Same as in math the outer product isn’t commutative, so the order matters!

inspect_cycler(cycler(linestyle=["-", ":"]) * small_cycler)
linestyle color preview
0- ColorCode.black
1- ColorCode.red
2- ColorCode.blue
3: ColorCode.black
4: ColorCode.red
5: ColorCode.blue

Compose your own plotting function#

Now that we know how to work with xarray data and customize plot styles with cyclers, let’s put it all together.

The pyglotaran-extras package is designed to be composable, its individual plot functions like plot_concentrations, plot_sas, plot_svd, plot_residual, etc. are all building blocks that can be freely reused and rearranged to create exactly the visualization you need.

Instead of being limited to the built-in overview plots, you can:

  • Pick only the specific plot functions relevant to your analysis

  • Arrange them in any layout using matplotlib’s subplot system

  • Pass in a custom cycler to keep a consistent style across all panels

  • Apply additional matplotlib customizations on top

Let’s create a custom plotting function that combines concentration and spectra plots side by side, using a custom cycler we build from what we learned above.

from cycler import cycler
from pyglotaran_extras import plot_concentrations
from pyglotaran_extras import plot_sas, add_subplot_labels
from pyglotaran_extras.plotting.style import PlotStyle
import matplotlib.pyplot as plt

custom_cycler = PlotStyle().cycler[:3] + cycler(linestyle=["-", ":", "--"])
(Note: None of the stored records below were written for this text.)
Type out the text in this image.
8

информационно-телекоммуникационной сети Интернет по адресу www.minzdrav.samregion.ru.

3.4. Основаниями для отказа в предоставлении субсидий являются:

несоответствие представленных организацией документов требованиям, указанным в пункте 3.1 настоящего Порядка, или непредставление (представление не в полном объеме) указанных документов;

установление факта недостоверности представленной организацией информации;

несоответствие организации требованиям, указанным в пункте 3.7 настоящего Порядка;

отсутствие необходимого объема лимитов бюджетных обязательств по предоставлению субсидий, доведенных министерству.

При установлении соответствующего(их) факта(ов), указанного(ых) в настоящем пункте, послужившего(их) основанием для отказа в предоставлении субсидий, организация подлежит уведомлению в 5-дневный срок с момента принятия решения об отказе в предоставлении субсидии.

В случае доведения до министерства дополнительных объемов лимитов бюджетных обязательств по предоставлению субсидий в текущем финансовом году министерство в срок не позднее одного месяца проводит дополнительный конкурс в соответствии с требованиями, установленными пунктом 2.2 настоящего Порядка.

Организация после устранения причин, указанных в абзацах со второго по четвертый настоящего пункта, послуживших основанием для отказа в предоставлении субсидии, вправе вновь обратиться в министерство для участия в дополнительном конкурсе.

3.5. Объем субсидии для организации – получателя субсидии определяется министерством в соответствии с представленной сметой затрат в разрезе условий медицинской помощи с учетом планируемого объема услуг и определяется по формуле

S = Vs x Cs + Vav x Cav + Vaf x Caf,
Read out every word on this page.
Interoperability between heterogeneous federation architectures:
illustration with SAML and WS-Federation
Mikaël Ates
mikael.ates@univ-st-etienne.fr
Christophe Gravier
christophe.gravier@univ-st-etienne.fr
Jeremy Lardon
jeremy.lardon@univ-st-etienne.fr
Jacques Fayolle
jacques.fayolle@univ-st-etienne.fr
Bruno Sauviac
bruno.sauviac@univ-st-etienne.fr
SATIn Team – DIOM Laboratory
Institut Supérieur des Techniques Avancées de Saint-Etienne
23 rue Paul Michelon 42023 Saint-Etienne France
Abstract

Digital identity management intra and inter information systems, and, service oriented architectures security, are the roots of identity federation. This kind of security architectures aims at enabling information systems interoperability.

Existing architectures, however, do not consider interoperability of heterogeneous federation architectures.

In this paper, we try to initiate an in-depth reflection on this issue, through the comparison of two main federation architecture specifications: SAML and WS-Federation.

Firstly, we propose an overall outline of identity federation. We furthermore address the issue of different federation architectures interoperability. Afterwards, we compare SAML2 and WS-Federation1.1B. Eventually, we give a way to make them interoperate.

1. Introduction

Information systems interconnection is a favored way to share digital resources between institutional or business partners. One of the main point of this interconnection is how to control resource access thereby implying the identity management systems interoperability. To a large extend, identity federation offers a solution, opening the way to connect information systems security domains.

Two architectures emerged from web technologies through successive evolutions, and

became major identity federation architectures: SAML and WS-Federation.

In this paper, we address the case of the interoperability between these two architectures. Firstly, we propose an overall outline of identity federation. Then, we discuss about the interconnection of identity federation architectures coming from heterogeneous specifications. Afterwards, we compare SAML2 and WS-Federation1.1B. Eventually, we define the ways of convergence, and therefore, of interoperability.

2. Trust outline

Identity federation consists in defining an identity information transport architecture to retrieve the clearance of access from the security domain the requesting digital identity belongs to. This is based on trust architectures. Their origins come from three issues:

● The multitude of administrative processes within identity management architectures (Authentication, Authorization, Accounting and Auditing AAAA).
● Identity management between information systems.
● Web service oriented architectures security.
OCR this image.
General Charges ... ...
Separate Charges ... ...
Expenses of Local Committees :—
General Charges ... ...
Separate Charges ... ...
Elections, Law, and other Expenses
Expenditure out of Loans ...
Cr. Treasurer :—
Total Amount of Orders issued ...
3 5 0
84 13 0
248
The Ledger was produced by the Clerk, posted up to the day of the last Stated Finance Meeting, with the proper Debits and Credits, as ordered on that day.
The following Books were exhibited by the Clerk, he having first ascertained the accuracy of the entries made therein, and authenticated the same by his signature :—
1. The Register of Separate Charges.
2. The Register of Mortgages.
def plot_concentration_and_spectra(result_dataset):
    fig, axes = plt.subplots(1, 2, figsize=(15, 4))
    plot_concentrations(result_dataset, axes[0], center_λ=0, linlog=True, cycler=custom_cycler)
    plot_sas(result_dataset, axes[1], cycler=custom_cycler)
    return fig, axes


fig, axes = plot_concentration_and_spectra(ds.isel(time=slice(100, None)))
axes[0].set_xlabel("Time (ps)")
axes[0].set_ylabel("")
axes[0].axhline(0, color="k", linewidth=0.5)
axes[1].set_xlabel("Wavelength (nm)")
axes[1].set_ylabel("SADS (OD)")
axes[1].set_title("SADS")
axes[1].axhline(0, color="k", linewidth=0.5)
add_subplot_labels(axes, label_format_function="lower_case_letter", label_format_template="{})");
../_images/a5344bda77133918a3e8c11d6629662dc7b5f8ebbda2c73ad948ccb7c9401314.png

Tip

To reduce repetition check out the documentation on using plot config and how to use it for your own plot functions (use_plot_config).